28 Feb 2011
Ticket troubles - 2
Buying a train ticket can be a trouble. You can get them on the internet, and some train operators have excellent web sites. An example is sj.se, which lets you print out your ticket and reserve a seat, showing a plan of the train so that you can pick a genuine window seat if you want.
In some places, including parts of Denmark, the ticket machines are on the trains, which is the best place of all.
In the 1980s British Rail introduced a simple ticket machine called the Quickfare. These sold, for cash, a limited range of tickets with a couple of button presses, the whole operation taking about 15 seconds. But they were replace about five years ago by the machines in the top picture, which To buy a ticket with the new machines takes a dozen or more button presses and about two minutes for the transaction.
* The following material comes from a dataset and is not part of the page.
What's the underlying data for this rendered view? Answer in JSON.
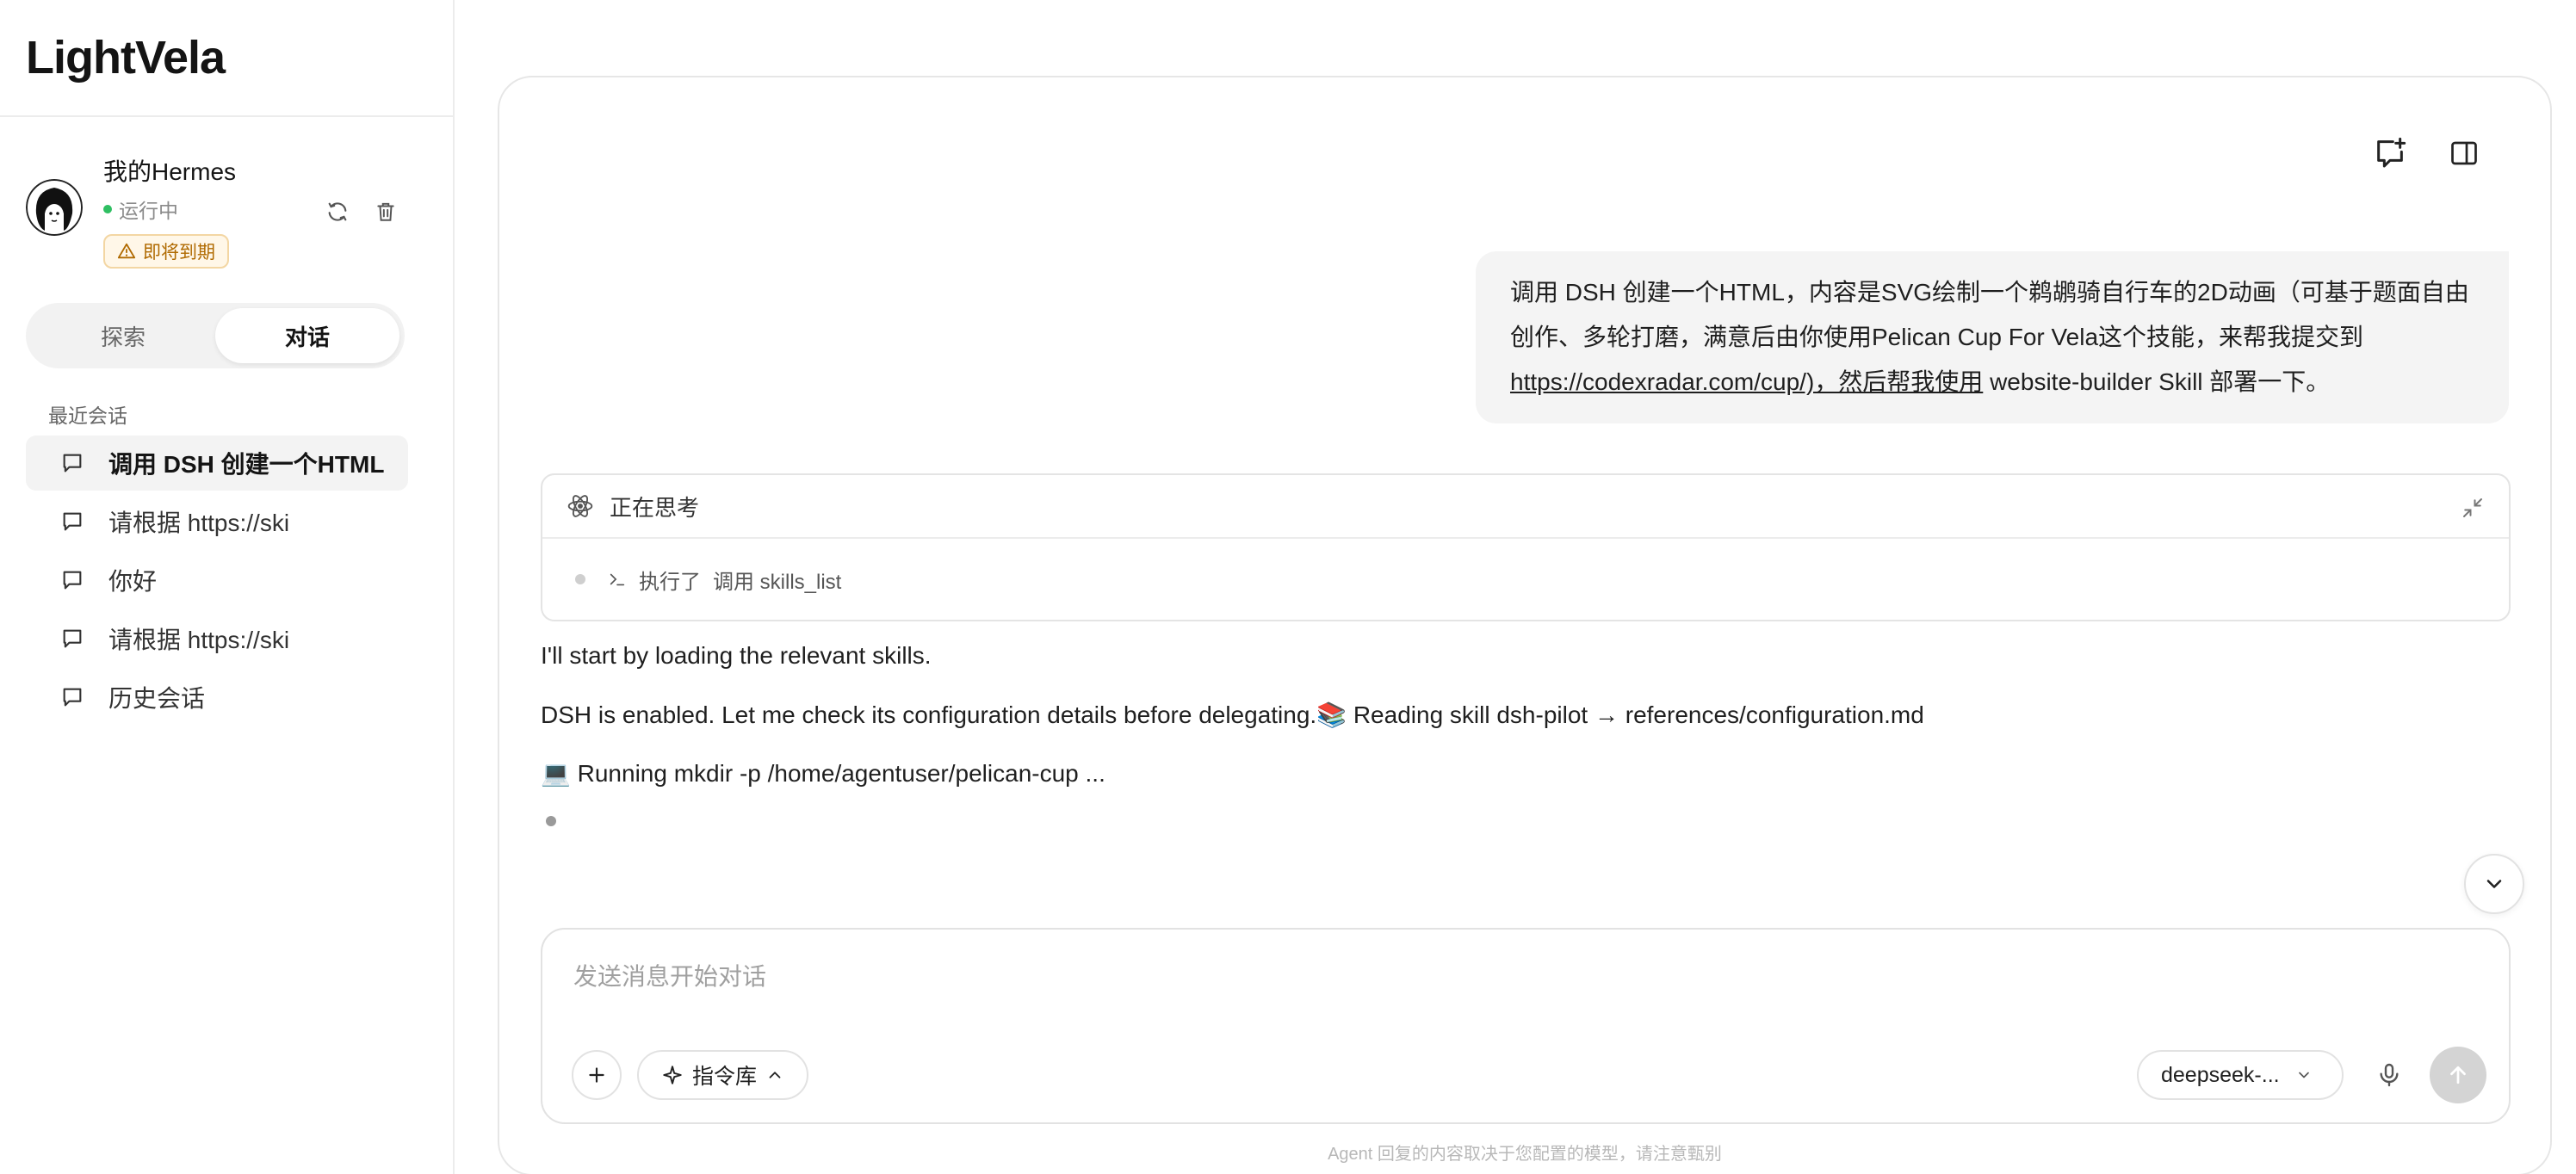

It is obvious that people have trouble with them. You can see them with puzzled looks on their faces, with their fingers hovering over the screen wondering which button to press. Many people are scared to use the machines and go to the ticket office instead, which they would not have done with the old machines. The result is long queues both at the ticket machines and in the ticket office. I have often missed trains even though I allowed 20 minutes to buy a ticket.
I have complained endlessly about the machines but this being Britain, complaining is useless. But it shows that there are easier ways to cut journey times than by spending billions on new railways.